All these sensations of sculpting, painting and creating have a common thread running through the heart of this exhibition: textiles, with which she has woven her own journey as an artist from small, hand-made pieces to monumental works of contemporary art. There is a second journey here too, illustrating all the contacts this American has had with cultures from all continents and their ways of making rugs and tapestries. These journeys can be viewed now at the Pompidou Centre in Malaga, where her Travelling Threads exhibition stops for a while.

"I travel a lot, but I confess that I am not a tourist, rather I try to communicate in each place," Hicks assured us, adding that for this she uses the "international language of threads" and fabrics. The exhibition is entitled Travelling Threads and is the first exhibition by the artist in Spain, although the Pompidou has previously shown some of her work. This retrospective, on show until September, brings together sixty pieces from the 1960s to the present day in which Hicks - still making art at 89 years old - exhibits her evolution from her small weavings to the most monumental creations, the fruits of keeping in regular contact with how people weave across Latin America, Africa, Europe and Asia.

Textile art was once stuck in a box, but now it is regarded as sculpture

"Our way of dressing defines us," said the artist, giving an example of the universal language of fabric by pointing to an "elegant" garment worn by the director of the Pompidou Centre and head of the public office for municipal museums, José María Luna. The man in question cannot hide his surprise, but then pulls up his trouser leg to reveal a sock bearing the image of a puppy, for which the artist was applauding him.

Travelling Threads by Sheila Hicks

  • Venue Centre Pompidou Malaga (Muelle Uno, Malaga Port)

  • Dates Until 10 September

  • Opening hours 9.30am to 8pm. Closed Tuesdays.

Approachable, spontaneous and fun, Hicks has turned her talk and walk through the exhibition into a practical guide on textile art, switching seamlessly between Spanish and English with some French thrown in. She was once married to a Chilean and she lives in France, which gives us a sense of that multiculturalism that also lives in her art.

She then takes one of the bamboo rods covered with coloured threads from the work The Talking Stick (2020) and, as if it were a baton that granted the power of speech, she hands it to different attendees of the press conference.

The exhibition that starts in Madagascar also passes through Chile with the aforementioned talking stick. Then it takes in prayer rugs from Morocco, placing them on the wall, turning them into "doors to paradise". From Japan it borrows the steel fibres used to weave or wrap horses' tails until the tapestry develops such form that it has become a sculpture.

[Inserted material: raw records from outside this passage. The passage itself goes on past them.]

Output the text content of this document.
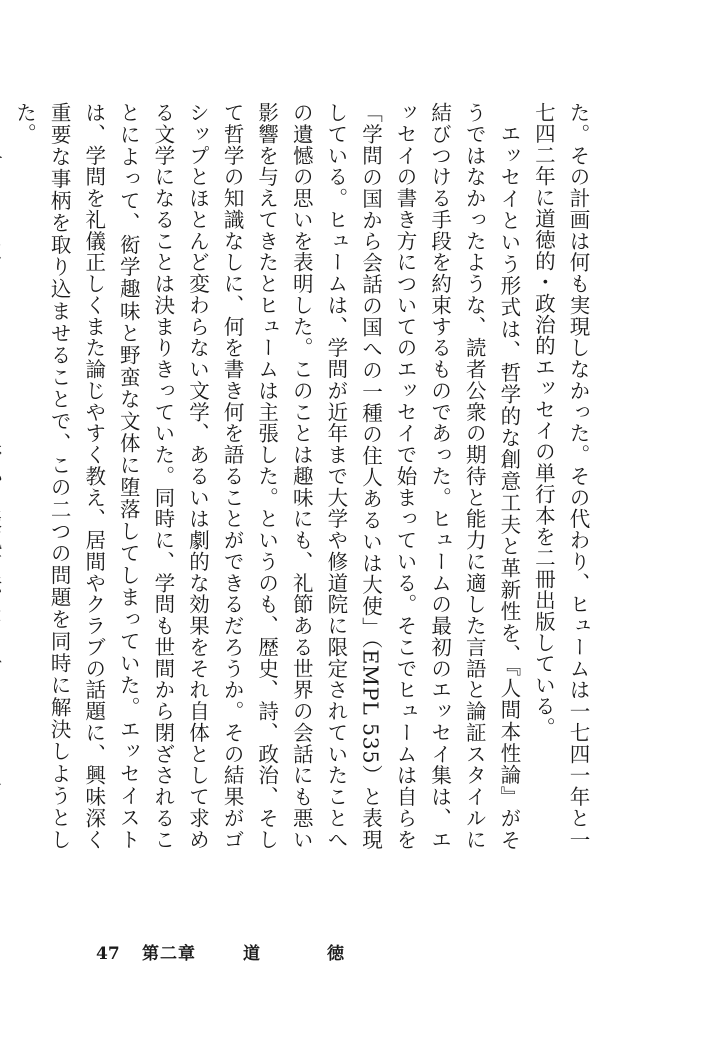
た。その計画は何も実現しなかった。その代わり、ヒュームは一七四一年と一七四二年に道徳的・政治的エッセイの単行本を二冊出版している。

エッセイという形式は、哲学的な創意工夫と革新性を、『人間本性論』がそうではなかったような、読者公衆の期待と能力に適した言語と論証スタイルに結びつける手段を約束するものであった。ヒュームの最初のエッセイ集は、エッセイの書き方についてのエッセイで始まっている。そこでヒュームは自らを「学問の国から会話の国への一種の住人あるいは大使」（EMPL 535）と表現している。ヒュームは、学問が近年まで大学や修道院に限定されていたことへの遺憾の思いを表明した。このことは趣味にも、礼節ある世界の会話にも悪い影響を与えてきたとヒュームは主張した。というのも、歴史、詩、政治、そして哲学の知識なしに、何を書き何を語ることができるだろうか。その結果がゴシップとほとんど変わらない文学、あるいは劇的な効果をそれ自体として求める文学になることは決まりきっていた。同時に、学問も世間から閉ざされることによって、衒学趣味と野蛮な文体に堕落してしまっていた。エッセイストは、学問を礼儀正しくまた論じやすく教え、居間やクラブの話題に、興味深く重要な事柄を取り込ませることで、この二つの問題を同時に解決しようとした。

47 第二章	道	徳
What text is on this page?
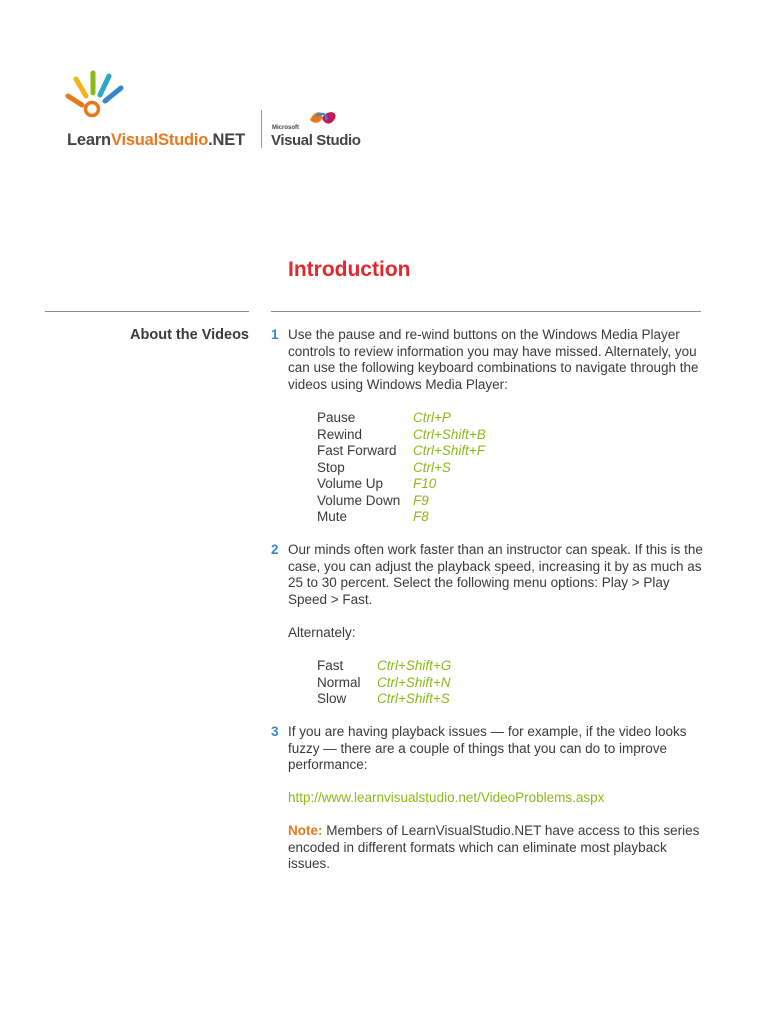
LearnVisualStudio.NET
Microsoft
Visual Studio
Introduction
About the Videos 1 Use the pause and re-wind buttons on the Windows Media Player controls to review information you may have missed. Alternately, you can use the following keyboard combinations to navigate through the videos using Windows Media Player:
Pause	Ctrl+P
Rewind	Ctrl+Shift+B
Fast Forward Ctrl+Shift+F
Stop	Ctrl+S
Volume Up F10
Volume Down F9
Mute	F8
2 Our minds often work faster than an instructor can speak. If this is the case, you can adjust the playback speed, increasing it by as much as 25 to 30 percent. Select the following menu options: Play > Play Speed > Fast.
Alternately:
Fast Ctrl+Shift+G
Normal Ctrl+Shift+N
Slow Ctrl+Shift+S
3 If you are having playback issues — for example, if the video looks fuzzy — there are a couple of things that you can do to improve performance:
http://www.learnvisualstudio.net/VideoProblems.aspx
Note: Members of LearnVisualStudio.NET have access to this series encoded in different formats which can eliminate most playback issues.
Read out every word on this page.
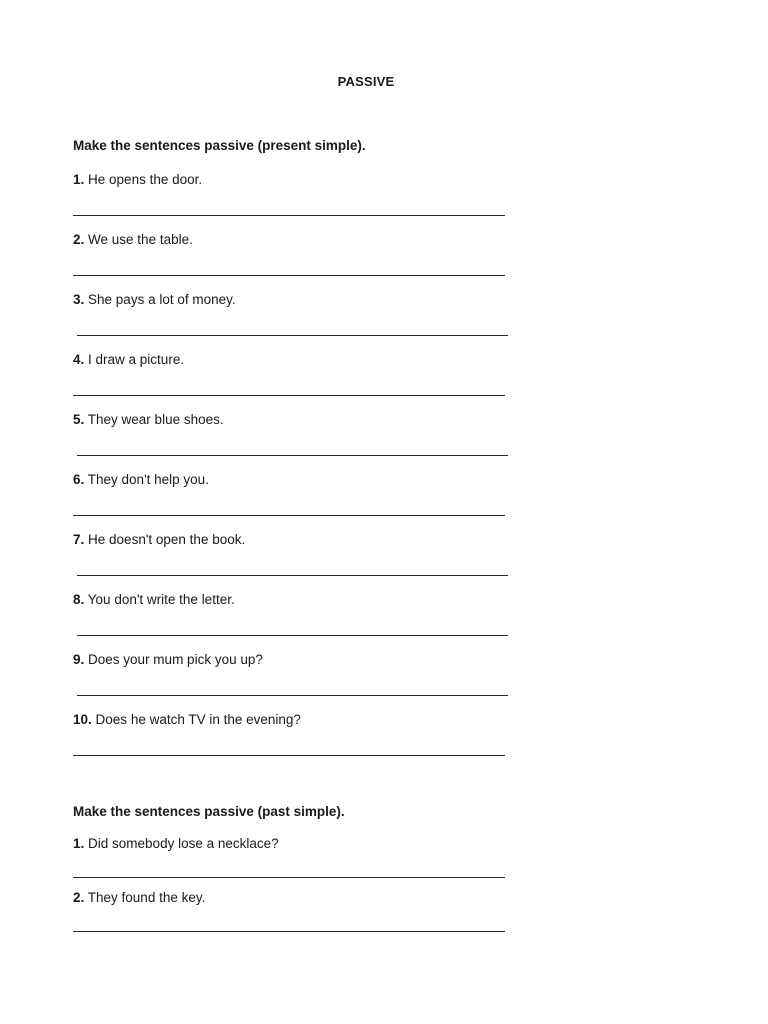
PASSIVE
Make the sentences passive (present simple).
1. He opens the door.
2. We use the table.
3. She pays a lot of money.
4. I draw a picture.
5. They wear blue shoes.
6. They don't help you.
7. He doesn't open the book.
8. You don't write the letter.
9. Does your mum pick you up?
10. Does he watch TV in the evening?
Make the sentences passive (past simple).
1. Did somebody lose a necklace?
2. They found the key.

"I was inspired by a visit to Andalucía where I passed the Mezquita and that is why it is called Cordoba", explained Hicks, handing over the talking stick of twisted threads to the curator Michel Gauthier, who takes the floor to speak of the outstanding contribution to contemporary art made by Hicks.

"Sheila's great journey has been to take textile art from the walls to the floor and to the space between both," reasoned the expert who added that, 50 years ago, such work "was stuck in a box, but now it is regarded as sculpture and Sheila has been playing a fundamental role in that since the second half of the 20th century".

Salvador Salas

Gauthier has chosen travel as the leitmotif for this exhibition "because it is such a central theme in her work". Ever since she started her journey through Latin America in the 1950s, travel has transformed her way of viewing the world and art. "If you would allow me to say so, you left as a painter of fine art, but after that trip you decided to dedicate yourself to textiles and turn it into a grand material", he stated. Just like Cordes Sauvages (Wild Ropes), a 'tapestry' totally free of the wall and whose jungle-like form creates a sense of being both a sculpture and an art installation. "It's alive", are the closing words of the curator, using the power of the talking stick.